Patients with hepatic metastases that are deemed unresectable will occasionally become candidates for resection if they have a good response to chemotherapy. These patients have 5-year survival rates similar to patients who initially had resectable disease. Radiofrequency ablation has emerged as a safe technique (2% major morbidity and <1% mortality rate) that may provide long-term tumor control.[69,70,71,72,73,74,75] Radiofrequency ablation and cryosurgical ablation remain options for patients with tumors that cannot be resected and for patients who are not candidates for liver resection.[76,77,78]
Other local ablative techniques that have been used to manage liver metastases include embolization and interstitial radiation therapy.[79,80,81] Patients with limited pulmonary metastasis, and patients with both pulmonary and hepatic metastasis, may also be considered for surgical resection, with 5-year survival possible in highly selected patients.[82,83,84,85]
The role of adjuvant chemotherapy after potentially curative resection of liver metastases is uncertain. A trial of hepatic arterial floxuridine and dexamethasone plus systemic 5-FU/LV compared with systemic 5-FU/LV alone showed improved 2-year PFS (57% vs. 42%, P =.07) and OS (86% vs. 72%, P = .03) for patients in the combined therapy arm but did not show a significant statistical difference in median survival, compared with systemic 5-FU therapy alone. Median survival in the combined therapy arm was 72.2 months versus 59.3 months in the monotherapy arm (P = .21).[Level of evidence: 1iiA]
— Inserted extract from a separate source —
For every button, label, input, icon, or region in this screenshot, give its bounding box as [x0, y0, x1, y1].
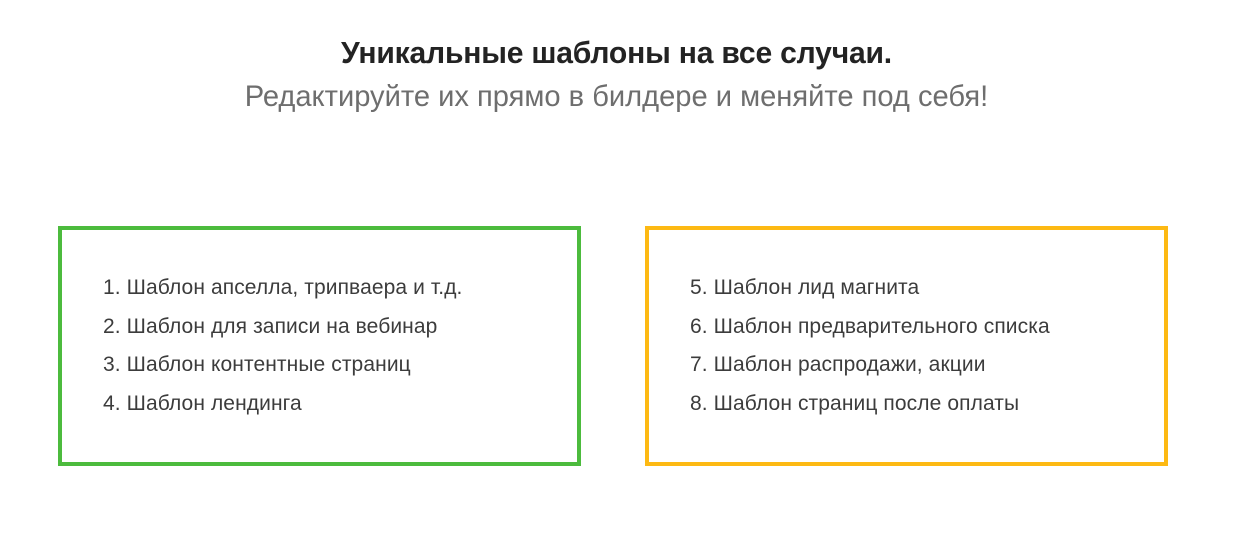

A second trial preoperatively randomly assigned patients with one to three potentially resectable colorectal hepatic metastases to either no further therapy or postoperative hepatic arterial floxuridine plus systemic 5-FU. Among those randomly assigned patients, 27% were deemed ineligible at the time of surgery, leaving only 75 patients evaluable for recurrence and survival. Although liver recurrence was decreased, median or 4-year survival was not significantly different between the patient groups. Additional studies are required to evaluate this treatment approach and to determine whether more effective systemic combination chemotherapy alone would provide similar results compared to hepatic intra-arterial therapy plus systemic treatment.
Hepatic intra-arterial chemotherapy with floxuridine for liver metastasis has produced higher overall response rates but no consistent improvement in survival when compared with systemic chemotherapy.[16,88,89,90,91,92] Controversy regarding the efficacy of regional chemotherapy was the basis of a large multicenter phase III trial (CALGB-9481) (NCT00002716) of hepatic arterial infusion versus systemic chemotherapy. The use of combination intra-arterial chemotherapy with hepatic radiation therapy, especially employing focal radiation of metastatic lesions, is under evaluation. Several studies show increased local toxic effects with hepatic infusional therapy, including liver function abnormalities and fatal biliary sclerosis.
Locally Recurrent Rectal Cancer
Locally recurrent rectal cancer may be resectable, particularly if an inadequate prior operation was performed. For patients with local recurrence alone following an initial, attempted curative resection, aggressive local therapy with repeat LAR and coloanal anastomosis, APR, or posterior or total pelvic exenteration can lead to long-term disease-free survival.[94,95] The use of induction chemoradiation for previously nonirradiated patients with locally advanced (pelvic side-wall, sacral, and/or adjacent organ involvement) pelvic recurrence may increase resectability and allow for sphincter preservation.[96,97] Intraoperative radiation therapy in patients who received previous external-beam radiation may improve local control in patients with locally recurrent disease, with acceptable morbidity.